I was on my usual route home when I saw her hunched over the bin, doling out items and stuffing them into plastic bags. When I offered to carry them, she looked at me in surprise and murmured, “Ah? Hao ah, xie xie. (Sure, thank you).”
Up close, I noticed how tiny and frail her limbs were. She was probably 150cm tall with kind, glassy eyes.
Beside me, there was a white plastic bag secured with a double knot to hold pieces of cardboard and paper she had compressed in the bag. Funny, I thought. What could you earn with torn paper? But I picked up the bag anyway, and she pointed me towards the recycling bin.
Then, she whispered to me to hold the heavy lid up so she could place the bags inside.
“I see them…” she trailed off. “You put rubbish in the small recycling bin, they throw away with normal rubbish.”

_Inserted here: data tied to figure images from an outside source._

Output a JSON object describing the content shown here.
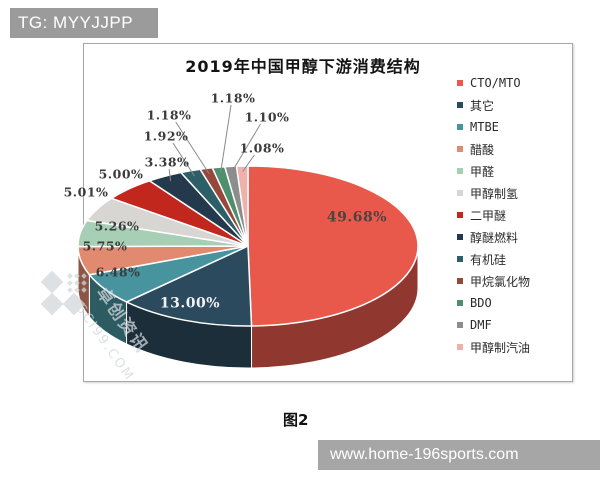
{
  "page": {
    "tg_badge": "TG: MYYJJPP",
    "caption": "图2",
    "footer_url": "www.home-196sports.com",
    "watermark": {
      "line1": "卓创资讯",
      "line2": "SCI99.COM"
    }
  },
  "chart_data": {
    "type": "pie",
    "title": "2019年中国甲醇下游消费结构",
    "legend_position": "right",
    "style": "3d-pie",
    "series": [
      {
        "name": "CTO/MTO",
        "value": 49.68,
        "label": "49.68%",
        "color": "#e8594c"
      },
      {
        "name": "其它",
        "value": 13.0,
        "label": "13.00%",
        "color": "#2c4a5e"
      },
      {
        "name": "MTBE",
        "value": 6.48,
        "label": "6.48%",
        "color": "#47939e"
      },
      {
        "name": "醋酸",
        "value": 5.75,
        "label": "5.75%",
        "color": "#e28a70"
      },
      {
        "name": "甲醛",
        "value": 5.26,
        "label": "5.26%",
        "color": "#a6cfb6"
      },
      {
        "name": "甲醇制氢",
        "value": 5.01,
        "label": "5.01%",
        "color": "#d8d6d3"
      },
      {
        "name": "二甲醚",
        "value": 5.0,
        "label": "5.00%",
        "color": "#c1271d"
      },
      {
        "name": "醇醚燃料",
        "value": 3.38,
        "label": "3.38%",
        "color": "#24394b"
      },
      {
        "name": "有机硅",
        "value": 1.92,
        "label": "1.92%",
        "color": "#2d5f68"
      },
      {
        "name": "甲烷氯化物",
        "value": 1.18,
        "label": "1.18%",
        "color": "#96493a"
      },
      {
        "name": "BDO",
        "value": 1.18,
        "label": "1.18%",
        "color": "#4e8f6e"
      },
      {
        "name": "DMF",
        "value": 1.1,
        "label": "1.10%",
        "color": "#8d8d8d"
      },
      {
        "name": "甲醇制汽油",
        "value": 1.08,
        "label": "1.08%",
        "color": "#f0b1ac"
      }
    ]
  }
}
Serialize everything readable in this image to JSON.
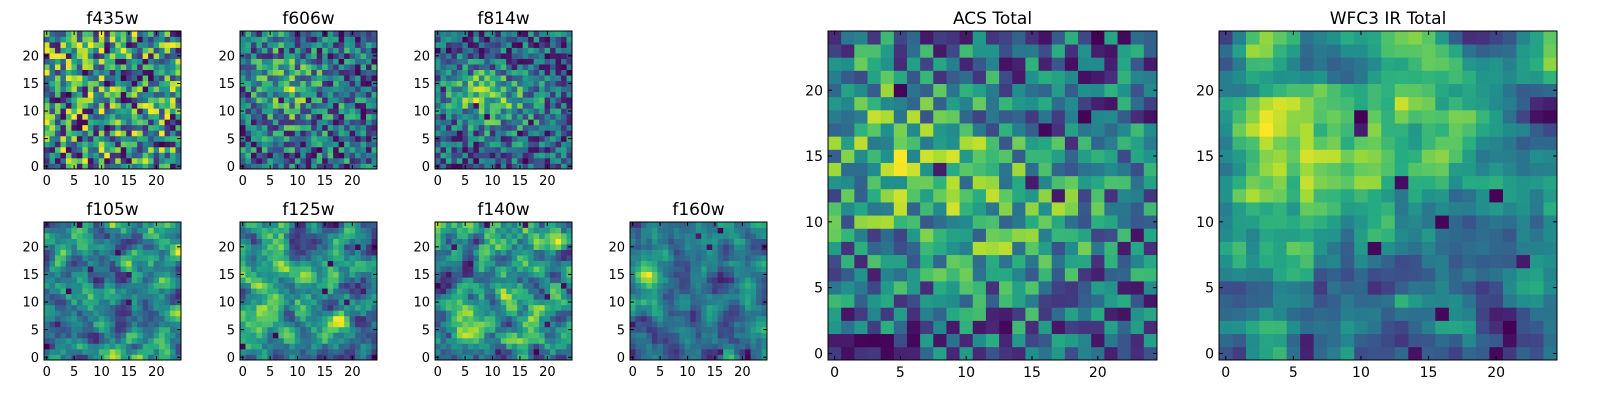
{
  "colormap": "viridis",
  "chart_data": [
    {
      "type": "heatmap",
      "title": "f435w",
      "grid_size": 25,
      "xlim": [
        0,
        24
      ],
      "ylim": [
        0,
        24
      ],
      "xticks": [
        "0",
        "5",
        "10",
        "15",
        "20"
      ],
      "yticks": [
        "0",
        "5",
        "10",
        "15",
        "20"
      ],
      "value_range": [
        0,
        1
      ],
      "structure": "noise",
      "seed": 11
    },
    {
      "type": "heatmap",
      "title": "f606w",
      "grid_size": 25,
      "xlim": [
        0,
        24
      ],
      "ylim": [
        0,
        24
      ],
      "xticks": [
        "0",
        "5",
        "10",
        "15",
        "20"
      ],
      "yticks": [
        "0",
        "5",
        "10",
        "15",
        "20"
      ],
      "value_range": [
        0,
        1
      ],
      "structure": "noise-with-center-blob",
      "seed": 23
    },
    {
      "type": "heatmap",
      "title": "f814w",
      "grid_size": 25,
      "xlim": [
        0,
        24
      ],
      "ylim": [
        0,
        24
      ],
      "xticks": [
        "0",
        "5",
        "10",
        "15",
        "20"
      ],
      "yticks": [
        "0",
        "5",
        "10",
        "15",
        "20"
      ],
      "value_range": [
        0,
        1
      ],
      "structure": "noise-with-bright-band",
      "seed": 37
    },
    {
      "type": "heatmap",
      "title": "f105w",
      "grid_size": 25,
      "xlim": [
        0,
        24
      ],
      "ylim": [
        0,
        24
      ],
      "xticks": [
        "0",
        "5",
        "10",
        "15",
        "20"
      ],
      "yticks": [
        "0",
        "5",
        "10",
        "15",
        "20"
      ],
      "value_range": [
        0,
        1
      ],
      "structure": "smooth",
      "seed": 41
    },
    {
      "type": "heatmap",
      "title": "f125w",
      "grid_size": 25,
      "xlim": [
        0,
        24
      ],
      "ylim": [
        0,
        24
      ],
      "xticks": [
        "0",
        "5",
        "10",
        "15",
        "20"
      ],
      "yticks": [
        "0",
        "5",
        "10",
        "15",
        "20"
      ],
      "value_range": [
        0,
        1
      ],
      "structure": "smooth",
      "seed": 53
    },
    {
      "type": "heatmap",
      "title": "f140w",
      "grid_size": 25,
      "xlim": [
        0,
        24
      ],
      "ylim": [
        0,
        24
      ],
      "xticks": [
        "0",
        "5",
        "10",
        "15",
        "20"
      ],
      "yticks": [
        "0",
        "5",
        "10",
        "15",
        "20"
      ],
      "value_range": [
        0,
        1
      ],
      "structure": "smooth",
      "seed": 67
    },
    {
      "type": "heatmap",
      "title": "f160w",
      "grid_size": 25,
      "xlim": [
        0,
        24
      ],
      "ylim": [
        0,
        24
      ],
      "xticks": [
        "0",
        "5",
        "10",
        "15",
        "20"
      ],
      "yticks": [
        "0",
        "5",
        "10",
        "15",
        "20"
      ],
      "value_range": [
        0,
        1
      ],
      "structure": "smooth-with-left-blob",
      "seed": 79
    },
    {
      "type": "heatmap",
      "title": "ACS Total",
      "grid_size": 25,
      "xlim": [
        0,
        24
      ],
      "ylim": [
        0,
        24
      ],
      "xticks": [
        "0",
        "5",
        "10",
        "15",
        "20"
      ],
      "yticks": [
        "0",
        "5",
        "10",
        "15",
        "20"
      ],
      "value_range": [
        0,
        1
      ],
      "structure": "blocky-bright-center",
      "seed": 97
    },
    {
      "type": "heatmap",
      "title": "WFC3 IR Total",
      "grid_size": 25,
      "xlim": [
        0,
        24
      ],
      "ylim": [
        0,
        24
      ],
      "xticks": [
        "0",
        "5",
        "10",
        "15",
        "20"
      ],
      "yticks": [
        "0",
        "5",
        "10",
        "15",
        "20"
      ],
      "value_range": [
        0,
        1
      ],
      "structure": "blocky-bright-upper-left",
      "seed": 113
    }
  ]
}
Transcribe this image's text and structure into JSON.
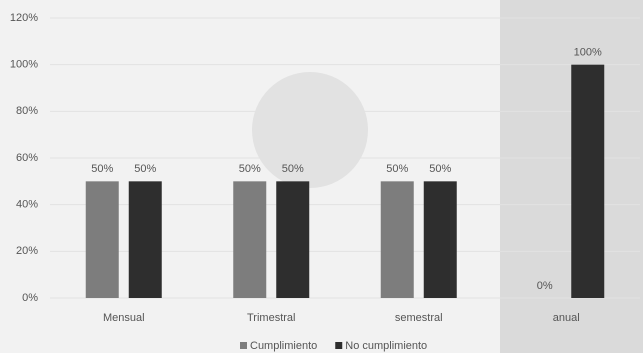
{
  "chart_data": {
    "type": "bar",
    "categories": [
      "Mensual",
      "Trimestral",
      "semestral",
      "anual"
    ],
    "series": [
      {
        "name": "Cumplimiento",
        "color": "#7d7d7d",
        "values": [
          50,
          50,
          50,
          0
        ],
        "value_labels": [
          "50%",
          "50%",
          "50%",
          "0%"
        ]
      },
      {
        "name": "No cumplimiento",
        "color": "#2e2e2e",
        "values": [
          50,
          50,
          50,
          100
        ],
        "value_labels": [
          "50%",
          "50%",
          "50%",
          "100%"
        ]
      }
    ],
    "ylim": [
      0,
      120
    ],
    "yticks": [
      {
        "value": 0,
        "label": "0%"
      },
      {
        "value": 20,
        "label": "20%"
      },
      {
        "value": 40,
        "label": "40%"
      },
      {
        "value": 60,
        "label": "60%"
      },
      {
        "value": 80,
        "label": "80%"
      },
      {
        "value": 100,
        "label": "100%"
      },
      {
        "value": 120,
        "label": "120%"
      }
    ],
    "grid": true,
    "legend": "bottom"
  }
}
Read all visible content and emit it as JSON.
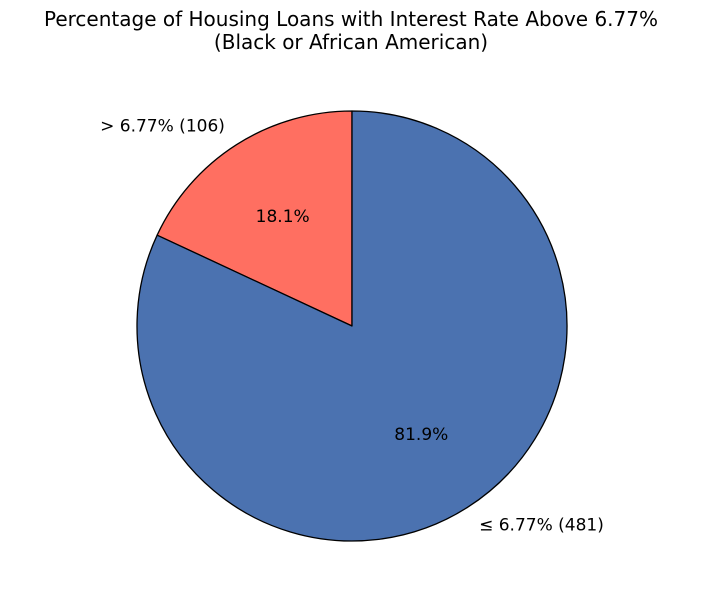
{
  "chart_data": {
    "type": "pie",
    "title": "Percentage of Housing Loans with Interest Rate Above 6.77%",
    "subtitle": "(Black or African American)",
    "start_angle_deg": 90,
    "direction": "counterclockwise",
    "slices": [
      {
        "category": "> 6.77%",
        "count": 106,
        "label": "> 6.77% (106)",
        "percent": 18.1,
        "percent_label": "18.1%",
        "color": "#ff6f61"
      },
      {
        "category": "≤ 6.77%",
        "count": 481,
        "label": "≤ 6.77% (481)",
        "percent": 81.9,
        "percent_label": "81.9%",
        "color": "#4b72b0"
      }
    ],
    "edge_color": "#000000"
  }
}
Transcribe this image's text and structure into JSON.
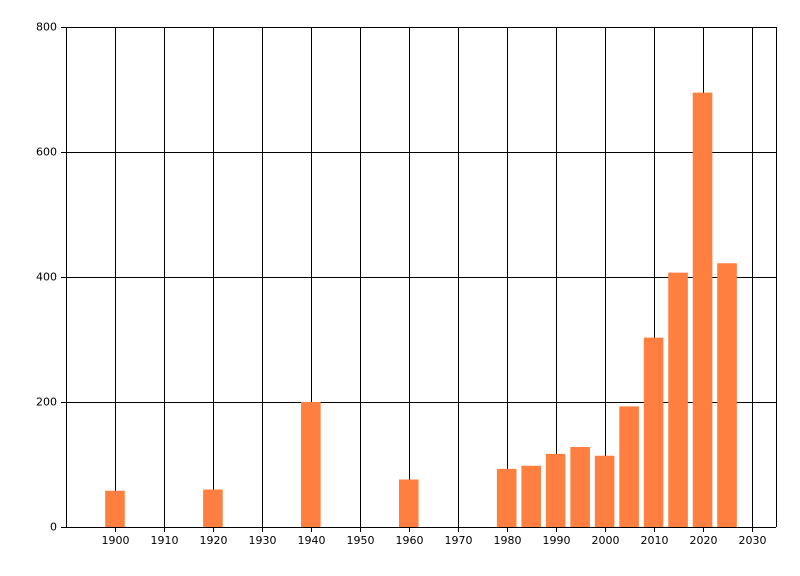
{
  "chart_data": {
    "type": "bar",
    "x": [
      1900,
      1920,
      1940,
      1960,
      1980,
      1985,
      1990,
      1995,
      2000,
      2005,
      2010,
      2015,
      2020,
      2025
    ],
    "values": [
      58,
      60,
      200,
      76,
      93,
      98,
      117,
      128,
      114,
      193,
      303,
      407,
      695,
      422
    ],
    "color": "#ff7f40",
    "xlim": [
      1890,
      2035
    ],
    "xticks": [
      1900,
      1910,
      1920,
      1930,
      1940,
      1950,
      1960,
      1970,
      1980,
      1990,
      2000,
      2010,
      2020,
      2030
    ],
    "ylim": [
      0,
      800
    ],
    "yticks": [
      0,
      200,
      400,
      600,
      800
    ],
    "grid": true
  }
}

For a moment, she reminded me of my grandma who used to tell me in a hushed voice, to sneak sweets in my pocket when no one was looking.
“I want to save them, so I separate recyclable rubbish and put them into the big bin,” she explained.
“Hen sayang ah (Very wasted).”
With eyes wide opened, she then pointed to the rubbish bin centre nearby, and stuttered, “Ta men… hui shao de (They will burn it)!” before lapsing into silence.
And in that momentary pause, I realised that for all these years, Poor Cardboard Aunty never dug bins for herself. And that ‘poor’ was a word that money can never fully quantify.
Cardboard Aunty was no billionaire philanthropist, but she was able to inspire me to cultivate better everyday habits. To take less than what I receive, and to appreciate what I take.
In our first-world society, we’re conditioned to measure happiness and success with dollar bills. We then use dollar bills to buy things we hardly use to please people we barely like.
But if we stop in our tracks to be more mindful of the present moment, we might find something special in ordinary things, moments, and perhaps people too.
Now, every time we cross paths I ask her if she needs help, or tell her I’m happy to see her. Sometimes, I ask her why’s she digging trash at 1.00am, and she says, “Oh? 1? So fast already?”
I realised she doesn’t always remember me, nor the time. But I hope this story holds onto hers a little longer. Because it’s the least I can do to return the favour of teaching me the value of things that money can’t buy, even if I can only reply in broken Mandarin.